A 3 Hour Avocado Toast

Have you ever taken 3 hours to eat avocado toast and sip coffee, in public, while alone? If not, I suggest you try it. You might think avocado toast would get soggy and your coffee cold, but it was perfectly delightful. The bread held up with its weight of grains and seeds, and the coffee was not piping hot, but remained pleasantly sippable at room temperature; warm in my mouth and palatable. A 3 hour avocado toast and coffee is nothing like eating a dreadful bowl of soup after it has lost its heat. A 3 hour avocado toast, in public, while alone and in Mexico - well, it’s luxurious. 

What did I do for 3 hours, by myself, in public, alone, in Mexico, with an avocado toast and coffee?  I took the smallest, most perfect bites of my food; each bite composed of the individual elements that decorated the weighty, dense, bread. Each bite was a symphony of flavor - creamy avocado, oily arugula, bacon, the thinnest slice of a Persian cucumber, red onion and jalapeño. It was pure romance. 

As I ate, in the absence of time, I watched the light reflection of plants dance around on the ground beneath my table. Beneath my feet plants swayed; a tango of branches and leaves that used the ground as its dance floor. As the sun moved, I watched the sunlight dance up the building in front of me, the branch dipping the leaf - deeply and slowly -  it wasn’t lust, it was intimate. It was love.
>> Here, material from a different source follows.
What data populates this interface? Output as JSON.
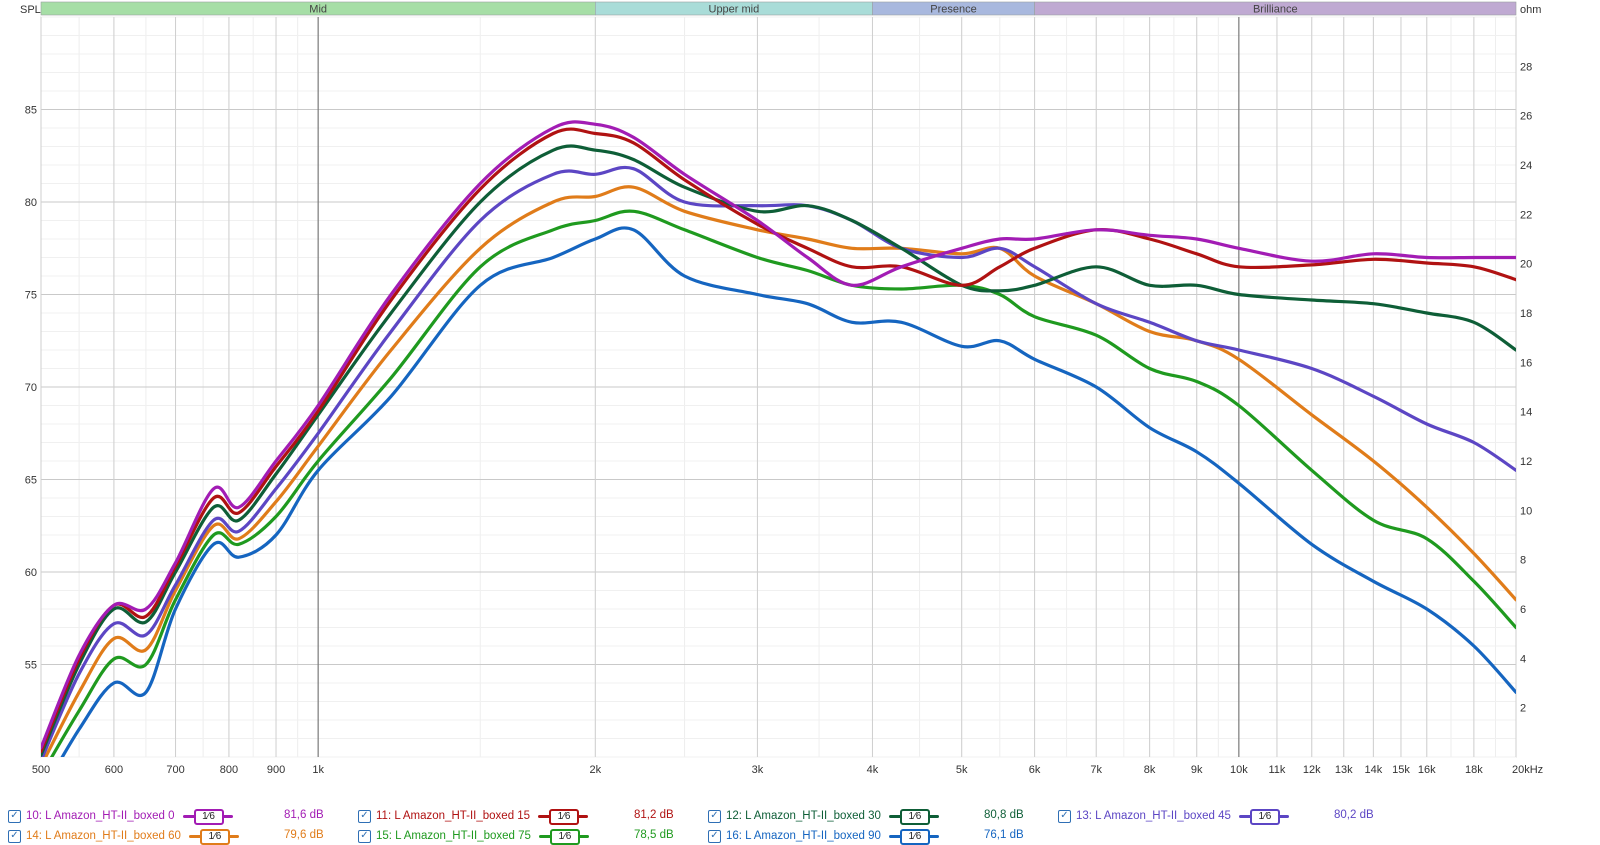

The coffee, well, the dirty chai, was flirty in my mouth and creamy, what with its complementary nut cookie on the side. Normally, in 5 quick gulps the coffee would be done and in one bite the cookie would have ceased to exist, but not that day. That day each sip of coffee matched each bite of avocado toast; the perfect first date which would end in a second one. The cookie; the sweet decadance of powdered sugar coated my mouth, my lips. And, well, you might have guessed it - I saved those 3 miniature bites for last. 

Over the course of the 3 hours, the waiter was kind enough to keep bringing me water. There was no rushing, no time limit for him or for me. It was hot, even in the shade, and I had just spent the last 6 days donating and packing up 21 years of my life in New York. A friend told me that as soon as I left New York time would not move as quickly and he was right. 

In this moment, on a hot day in Mexico, it seemed as though time no longer existed; a full stop for avocado toast and coffee. A recognition of devotion to what would be my new life. Food had a taste, coffee too. A renewed belief in romance and light. The acknowledgement that life has its own vibrant flavors, like luxury and love, when bathed in the grace of time.